If someone asked me who the most sensible environmental advocate is in the world today, I would say James Gustave (“Gus”) Speth.  He faces the abyss of our planetary situation with a hopeful and pragmatic vision.  Speth recently wrote a two-part piece focusing on the decline of the United States and its potential rebirth, “American the Possible: A Manifesto.” 

He lists some disturbing facts.  America has the following:

• the highest poverty rate, both generally and for children;
• the greatest inequality of incomes;
• the lowest social mobility;
• the lowest score on the UN’s index of “material well-being of children”;
• the worst score on the UN’s Gender Inequality Index;
• the highest expenditure on health care as a percentage of GDP, yet all this money accompanied by the highest infant mortality rate, the highest prevalence of mental health problems, the highest obesity rate, the highest percentage of people going without health care due to cost, the highest consumption of antidepressants per capita, and the shortest life expectancy at birth;
• the next-to-lowest score for student performance in math and middling performance in science and reading;
• the highest homicide rate;
• the largest prison population in absolute terms and per capita;
• the highest carbon dioxide emissions and the highest water consumption per capita;
• the lowest score on Yale’s Environmental Performance Index (except for Belgium) and the largest ecological footprint per capita (except for Denmark);
• the lowest spending on international development and humanitarian assistance as a percentage of national income (except for Japan and Italy);
• the highest military spending both in total and as a percentage of GDP; and
• the largest international arms sales.

Speth provides a diagnosis of the values that support this sad state. “Dominant American values today are strongly materialistic, anthropocentric, and contempocentric.”  But like Wallace Stevens saying that a “yes” comes after the final “no,” Speth is hopeful and affirmative: 

 In the end it all comes down to the American people and the strong possibility that we still have it in us to use our freedom and our democracy in powerful ways to create something fine, a reborn America, for our children and grandchildren.
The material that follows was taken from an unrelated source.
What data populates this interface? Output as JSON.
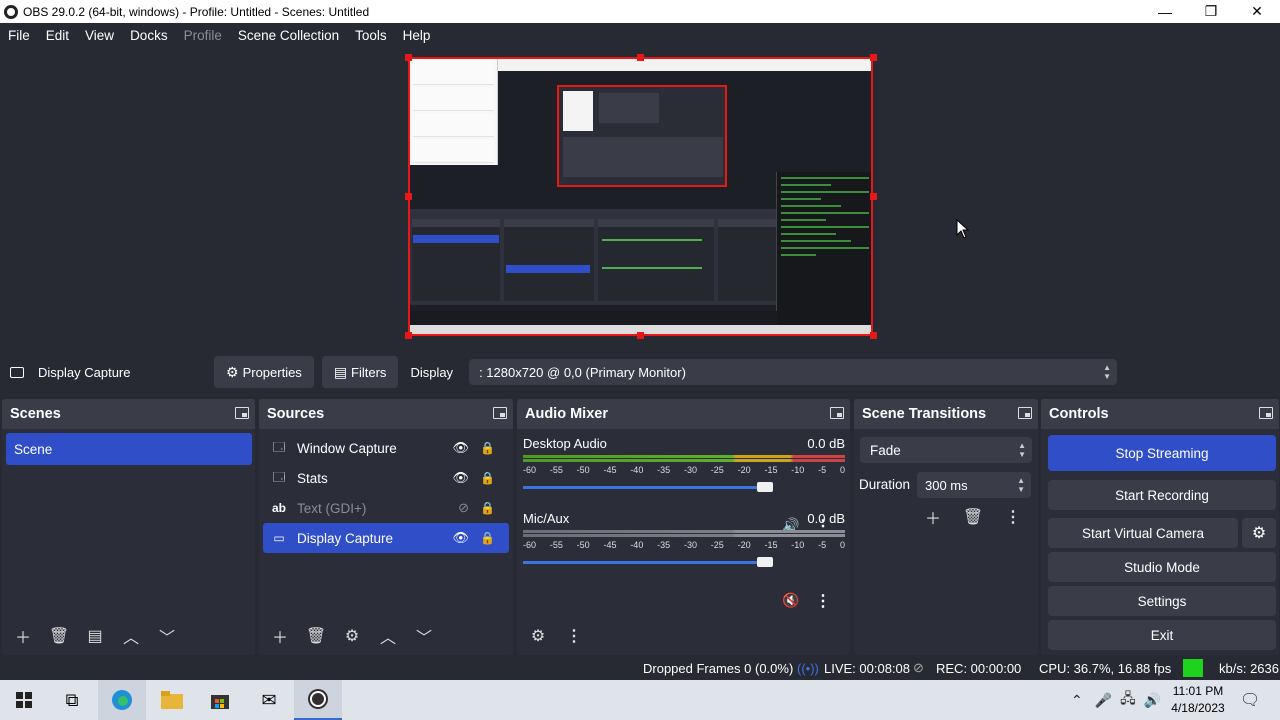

We can realize a new American Dream if enough of us join together in the fight for it. This new dream envisions an America where the pursuit of happiness is sought not in more getting and spending, but in the growth of human solidarity, real democracy, and devotion to the public good; where the average American is empowered to achieve his or her human potential; where the benefits of economic activity are widely and equitably shared; where the environment is sustained for current and future generations; and where the virtues of simple living, community self-reliance, good fellowship, and respect for nature predominate. These American traditions may not prevail today, but they are not dead. They await us, and indeed they are today being awakened across this great land. New ways of living and working, sharing and caring are emerging across America. They beckon us with a new American Dream, one rebuilt from the best of the old, drawing on the best of who we were and are and can be.  

 Speth is calling for a new politics driven by a new dream.  The second part of the article goes into more detail about this vision of a new American Dream.  “Our best hope for real change is a movement created by a fusion of people concerned about environment, social justice, true democracy, and peace into one powerful progressive force. We have to recognize that we are all communities of a shared fate.”